The chancellor has allocated £300m to heat networks. What happens next matters – a lot.
When I started working in the low carbon sector in the early noughties, it felt like we had all the time in the world. You could tinker about with gizmos like earth pipes and building-mounted wind turbines and feel like you were doing good. Hockey stick carbon graphs seemed a bit abstract and rarely got people’s blood pumping.
The intervening years have flashed past. Now in 2016, Governments, businesses and communities around the world have woken up to the scale of the threat from climate change. Pressure to act is mounting.
In the UK, we got off to a reasonable start. But having met some relatively easy carbon budgets, according to the Committee on Climate Change, we’re now badly off course for tougher budgets in the 2020s. We’re also set to miss our 2020 renewables targets. Time is short and the stakes are high: today’s policy decisions may determine whether we hit our reduction targets for 2050.
Heat accounts for around a third of UK emissions, so we must tackle heat to have a hope of hitting our 2050 reductions. To do this, we’ve got two tools in the box: low carbon heat networks and electrification of heat – and we’ll have to make extensive use of both.
The policy driving uptake of heat networks has been, well… suboptimal. While we extol the virtues of extensive Danish and Swedish heat networks, we’ve shunned the state-led policies that brought them into existence. Instead, policymakers in the UK have reached for the lever closest to hand: the planning system.

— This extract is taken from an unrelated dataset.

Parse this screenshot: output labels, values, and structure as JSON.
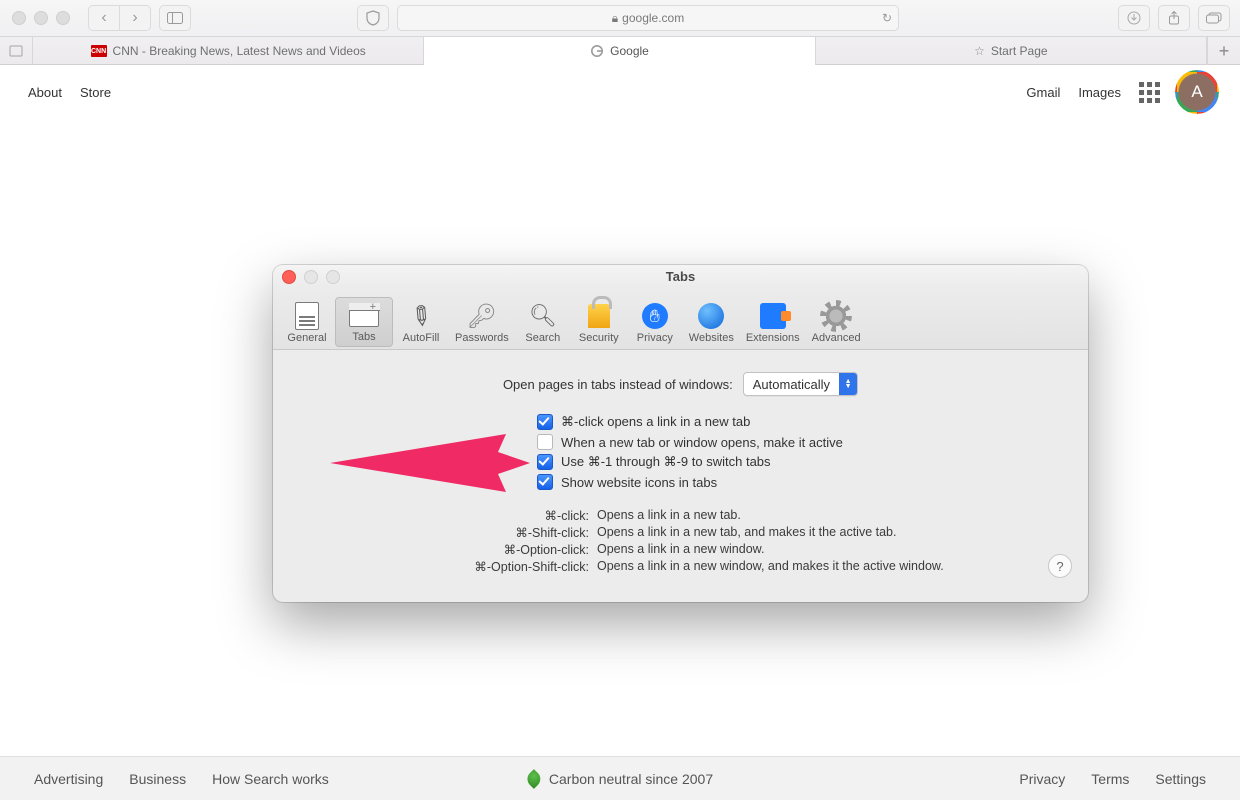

As a result, thousands of tiny networks have sprung up as part of new-build housing projects, each isolated from the others. In a regulatory vacuum, developers and housing associations have gropingly tried to find their way – with widely varying results. Many heat networks achieve only dismal efficiencies and some customers have been forced to endure poor standards of service.

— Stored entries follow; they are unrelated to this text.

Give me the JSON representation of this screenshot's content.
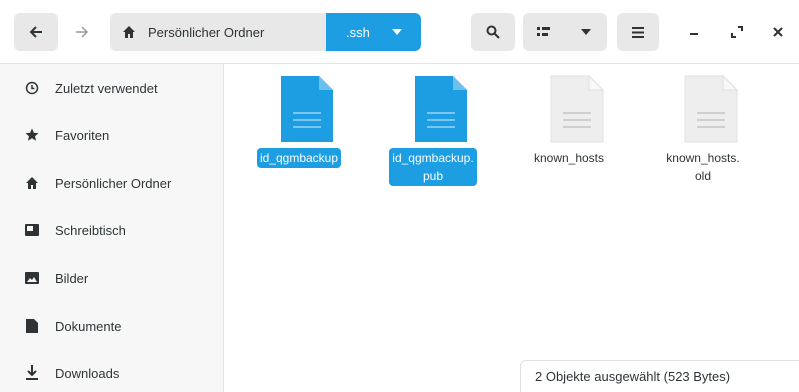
{
  "header": {
    "path": {
      "home_label": "Persönlicher Ordner",
      "current_label": ".ssh"
    }
  },
  "sidebar": {
    "items": [
      {
        "label": "Zuletzt verwendet",
        "icon": "clock-icon"
      },
      {
        "label": "Favoriten",
        "icon": "star-icon"
      },
      {
        "label": "Persönlicher Ordner",
        "icon": "home-icon"
      },
      {
        "label": "Schreibtisch",
        "icon": "desktop-icon"
      },
      {
        "label": "Bilder",
        "icon": "picture-icon"
      },
      {
        "label": "Dokumente",
        "icon": "document-icon"
      },
      {
        "label": "Downloads",
        "icon": "download-icon"
      }
    ]
  },
  "files": [
    {
      "name": "id_qgmbackup",
      "selected": true,
      "color": "#1d9de2"
    },
    {
      "name": "id_qgmbackup.\npub",
      "selected": true,
      "color": "#1d9de2"
    },
    {
      "name": "known_hosts",
      "selected": false,
      "color": "#eeeeee"
    },
    {
      "name": "known_hosts.\nold",
      "selected": false,
      "color": "#eeeeee"
    }
  ],
  "status": {
    "text": "2 Objekte ausgewählt  (523 Bytes)"
  },
  "colors": {
    "accent": "#1d9de2",
    "sidebar_bg": "#f7f7f7"
  }
}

The sector has begun to tackle efficiency and customer protection with launch of the Code of Practice and the Heat Trust. In addition, there is a push for clients to set clear, measurable targets and then hold their project teams to them.
High efficiency and decent customer care? You might think this is fundamental stuff that we ought to be able to take for granted. And I agree, but we’re not there yet.

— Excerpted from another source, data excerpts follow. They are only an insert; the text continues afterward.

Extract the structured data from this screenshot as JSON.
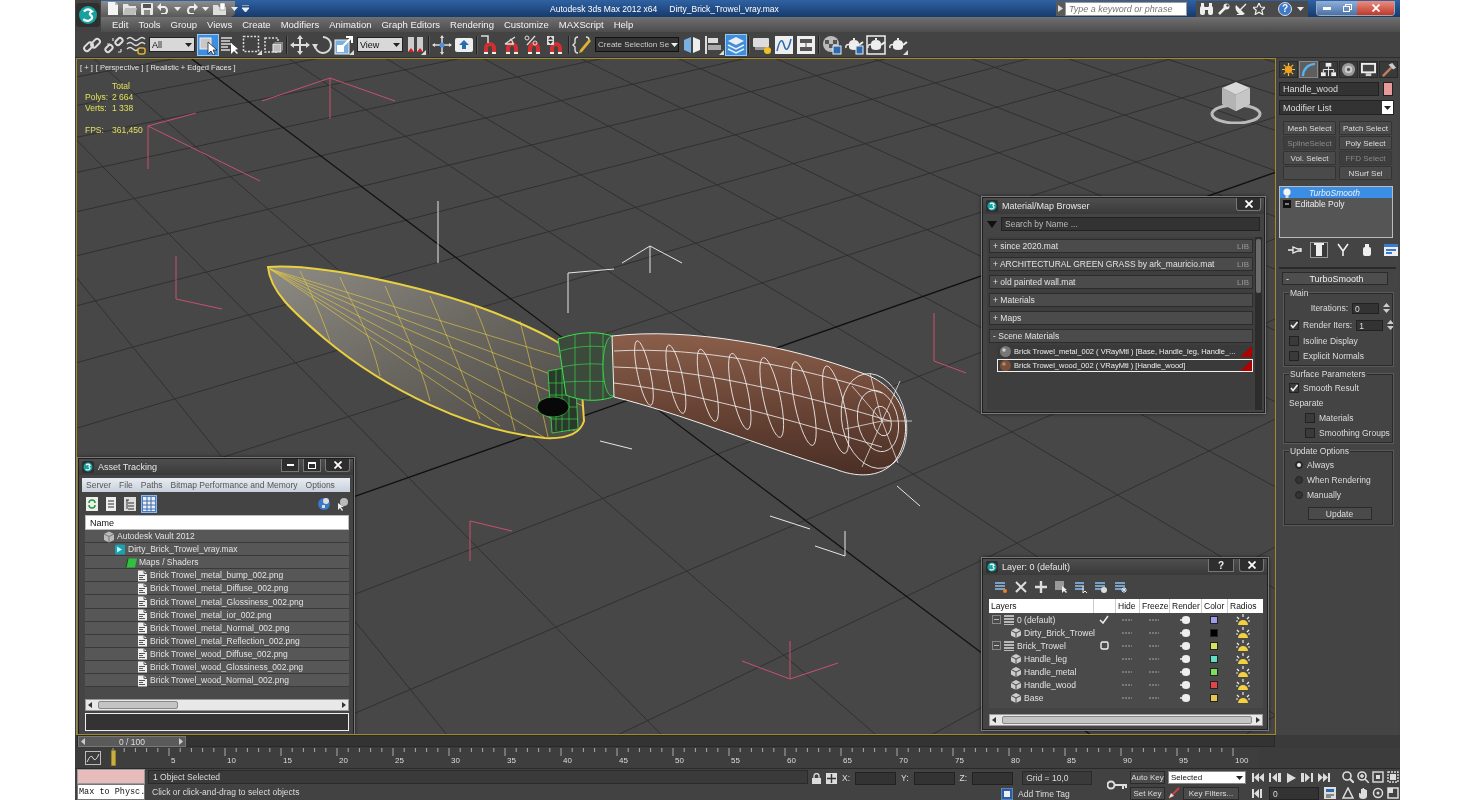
{
  "title_bar": {
    "app": "Autodesk 3ds Max 2012 x64",
    "document": "Dirty_Brick_Trowel_vray.max",
    "search": {
      "placeholder": "Type a keyword or phrase"
    },
    "help": "?"
  },
  "menu_bar": [
    "Edit",
    "Tools",
    "Group",
    "Views",
    "Create",
    "Modifiers",
    "Animation",
    "Graph Editors",
    "Rendering",
    "Customize",
    "MAXScript",
    "Help"
  ],
  "main_toolbar": [
    {
      "kind": "link",
      "selected": false
    },
    {
      "kind": "unlink",
      "selected": false
    },
    {
      "kind": "bind",
      "selected": false
    },
    {
      "kind": "dropdown",
      "value": "All"
    },
    {
      "kind": "select",
      "selected": true
    },
    {
      "kind": "select_by_name",
      "selected": false
    },
    {
      "kind": "region",
      "selected": false
    },
    {
      "kind": "crossing",
      "selected": false
    },
    {
      "kind": "move",
      "selected": false
    },
    {
      "kind": "rotate",
      "selected": false
    },
    {
      "kind": "scale",
      "selected": false
    },
    {
      "kind": "dropdown",
      "value": "View"
    },
    {
      "kind": "pivot",
      "selected": false
    },
    {
      "kind": "manipulate",
      "selected": false
    },
    {
      "kind": "shortcut",
      "selected": false
    },
    {
      "kind": "snap",
      "selected": false
    },
    {
      "kind": "angle_snap",
      "selected": false
    },
    {
      "kind": "percent_snap",
      "selected": false
    },
    {
      "kind": "spinner_snap",
      "selected": false
    },
    {
      "kind": "named_sets",
      "selected": false
    },
    {
      "kind": "dark_dropdown",
      "value": "Create Selection Se"
    },
    {
      "kind": "mirror",
      "selected": false
    },
    {
      "kind": "align",
      "selected": false
    },
    {
      "kind": "layers",
      "selected": true
    },
    {
      "kind": "ribbon",
      "selected": false
    },
    {
      "kind": "curve_editor",
      "selected": false
    },
    {
      "kind": "schematic",
      "selected": false
    },
    {
      "kind": "material_editor",
      "selected": false
    },
    {
      "kind": "render_setup",
      "selected": false
    },
    {
      "kind": "frame_window",
      "selected": false
    },
    {
      "kind": "render",
      "selected": false
    }
  ],
  "viewport": {
    "menus": [
      "[ + ]",
      "[ Perspective ]",
      "[ Realistic + Edged Faces ]"
    ],
    "stats": {
      "heading": "Total",
      "rows": [
        {
          "label": "Polys:",
          "value": "2 664"
        },
        {
          "label": "Verts:",
          "value": "1 338"
        }
      ],
      "fps": {
        "label": "FPS:",
        "value": "361,450"
      }
    }
  },
  "material_browser": {
    "title": "Material/Map Browser",
    "search": {
      "placeholder": "Search by Name ..."
    },
    "groups": [
      {
        "sign": "+",
        "label": "since 2020.mat",
        "tag": "LIB"
      },
      {
        "sign": "+",
        "label": "ARCHITECTURAL GREEN GRASS by ark_mauricio.mat",
        "tag": "LIB"
      },
      {
        "sign": "+",
        "label": "old painted wall.mat",
        "tag": "LIB"
      },
      {
        "sign": "+",
        "label": "Materials"
      },
      {
        "sign": "+",
        "label": "Maps"
      },
      {
        "sign": "-",
        "label": "Scene Materials",
        "items": [
          {
            "kind": "metal",
            "label": "Brick Trowel_metal_002 ( VRayMtl ) [Base, Handle_leg, Handle_...",
            "selected": false
          },
          {
            "kind": "wood",
            "label": "Brick Trowel_wood_002 ( VRayMtl ) [Handle_wood]",
            "selected": true
          }
        ]
      }
    ]
  },
  "asset_tracking": {
    "title": "Asset Tracking",
    "menu": [
      "Server",
      "File",
      "Paths",
      "Bitmap Performance and Memory",
      "Options"
    ],
    "tools": [
      {
        "kind": "refresh",
        "selected": false
      },
      {
        "kind": "list",
        "selected": false
      },
      {
        "kind": "tree",
        "selected": false
      },
      {
        "kind": "table",
        "selected": true
      }
    ],
    "column": "Name",
    "tree": [
      {
        "kind": "vault",
        "label": "Autodesk Vault 2012",
        "children": [
          {
            "kind": "scene",
            "label": "Dirty_Brick_Trowel_vray.max",
            "children": [
              {
                "kind": "folder",
                "label": "Maps / Shaders",
                "children": [
                  {
                    "kind": "bitmap",
                    "label": "Brick Trowel_metal_bump_002.png"
                  },
                  {
                    "kind": "bitmap",
                    "label": "Brick Trowel_metal_Diffuse_002.png"
                  },
                  {
                    "kind": "bitmap",
                    "label": "Brick Trowel_metal_Glossiness_002.png"
                  },
                  {
                    "kind": "bitmap",
                    "label": "Brick Trowel_metal_ior_002.png"
                  },
                  {
                    "kind": "bitmap",
                    "label": "Brick Trowel_metal_Normal_002.png"
                  },
                  {
                    "kind": "bitmap",
                    "label": "Brick Trowel_metal_Reflection_002.png"
                  },
                  {
                    "kind": "bitmap",
                    "label": "Brick Trowel_wood_Diffuse_002.png"
                  },
                  {
                    "kind": "bitmap",
                    "label": "Brick Trowel_wood_Glossiness_002.png"
                  },
                  {
                    "kind": "bitmap",
                    "label": "Brick Trowel_wood_Normal_002.png"
                  }
                ]
              }
            ]
          }
        ]
      }
    ]
  },
  "layer_manager": {
    "title": "Layer: 0 (default)",
    "help": "?",
    "columns": [
      "Layers",
      "Hide",
      "Freeze",
      "Render",
      "Color",
      "Radios"
    ],
    "layers": [
      {
        "name": "0 (default)",
        "current": true,
        "expanded": true,
        "color": "#9c9cee",
        "children": [
          {
            "name": "Dirty_Brick_Trowel",
            "color": "#000000"
          }
        ]
      },
      {
        "name": "Brick_Trowel",
        "current": false,
        "expanded": true,
        "color": "#d6e25c",
        "children": [
          {
            "name": "Handle_leg",
            "color": "#5ee0c4"
          },
          {
            "name": "Handle_metal",
            "color": "#7ade58"
          },
          {
            "name": "Handle_wood",
            "color": "#e04646"
          },
          {
            "name": "Base",
            "color": "#e6c44e"
          }
        ]
      }
    ]
  },
  "command_panel": {
    "tabs": [
      {
        "kind": "create",
        "selected": false
      },
      {
        "kind": "modify",
        "selected": true
      },
      {
        "kind": "hierarchy",
        "selected": false
      },
      {
        "kind": "motion",
        "selected": false
      },
      {
        "kind": "display",
        "selected": false
      },
      {
        "kind": "utilities",
        "selected": false
      }
    ],
    "object_name": "Handle_wood",
    "modifier_list": "Modifier List",
    "modifier_sets": [
      {
        "kind": "button",
        "label": "Mesh Select",
        "disabled": false
      },
      {
        "kind": "button",
        "label": "Patch Select",
        "disabled": false
      },
      {
        "kind": "button",
        "label": "SplineSelect",
        "disabled": true
      },
      {
        "kind": "button",
        "label": "Poly Select",
        "disabled": false
      },
      {
        "kind": "button",
        "label": "Vol. Select",
        "disabled": false
      },
      {
        "kind": "button",
        "label": "FFD Select",
        "disabled": true
      },
      {
        "kind": "blank",
        "disabled": false
      },
      {
        "kind": "button",
        "label": "NSurf Sel",
        "disabled": false
      }
    ],
    "stack": [
      {
        "kind": "modifier",
        "label": "TurboSmooth",
        "selected": true
      },
      {
        "kind": "base",
        "label": "Editable Poly",
        "selected": false
      }
    ],
    "stack_tools": [
      {
        "kind": "pin",
        "on": false
      },
      {
        "kind": "result",
        "on": true
      },
      {
        "kind": "unique",
        "on": false
      },
      {
        "kind": "remove",
        "on": false
      },
      {
        "kind": "configure",
        "on": false
      }
    ],
    "rollout": {
      "sign": "-",
      "title": "TurboSmooth",
      "groups": [
        {
          "title": "Main",
          "controls": [
            {
              "kind": "spinner",
              "label": "Iterations:",
              "value": "0"
            },
            {
              "kind": "check_spinner",
              "label": "Render Iters:",
              "value": "1",
              "checked": true
            },
            {
              "kind": "checkbox",
              "label": "Isoline Display",
              "checked": false
            },
            {
              "kind": "checkbox",
              "label": "Explicit Normals",
              "checked": false
            }
          ]
        },
        {
          "title": "Surface Parameters",
          "controls": [
            {
              "kind": "checkbox",
              "label": "Smooth Result",
              "checked": true
            },
            {
              "kind": "label",
              "label": "Separate"
            },
            {
              "kind": "subcheckbox",
              "label": "Materials",
              "checked": false
            },
            {
              "kind": "subcheckbox",
              "label": "Smoothing Groups",
              "checked": false
            }
          ]
        },
        {
          "title": "Update Options",
          "controls": [
            {
              "kind": "radio",
              "label": "Always",
              "selected": true
            },
            {
              "kind": "radio",
              "label": "When Rendering",
              "selected": false
            },
            {
              "kind": "radio",
              "label": "Manually",
              "selected": false
            },
            {
              "kind": "button",
              "label": "Update"
            }
          ]
        }
      ]
    }
  },
  "timeline": {
    "position": "0 / 100",
    "level": 0,
    "ticks": [
      "5",
      "10",
      "15",
      "20",
      "25",
      "30",
      "35",
      "40",
      "45",
      "50",
      "55",
      "60",
      "65",
      "70",
      "75",
      "80",
      "85",
      "90",
      "95",
      "100"
    ]
  },
  "status_bar": {
    "listener": "Max to Physc.",
    "selection": "1 Object Selected",
    "prompt": "Click or click-and-drag to select objects",
    "coords": [
      "X:",
      "Y:",
      "Z:"
    ],
    "grid": "Grid = 10,0",
    "time_tag": "Add Time Tag",
    "auto_key": "Auto Key",
    "key_mode": "Selected",
    "set_key": "Set Key",
    "key_filters": "Key Filters...",
    "frame": "0"
  }
}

And while the sector has been focused on just getting the basics right, many stakeholders are already asking bigger questions about when all these networks will deliver significant carbon savings. When will they connect up heat customers with sources of low carbon heat? At the moment, no one knows.
Last November, onto this stage walked George Osborne with £300m earmarked for development of heat networks. It’s now up to DECC to work out how the money should be spent.
There’s a real danger that it will be spent on more of what we’ve already got: isolated networks of varying standards with limited access to low carbon heat. If this happens, heat networks are unlikely to make a serious contribution to carbon reductions for the next 4 or 5 years. But this pot also provides a golden opportunity to address the bigger questions and give the UK a leg up in its efforts to cut national emissions.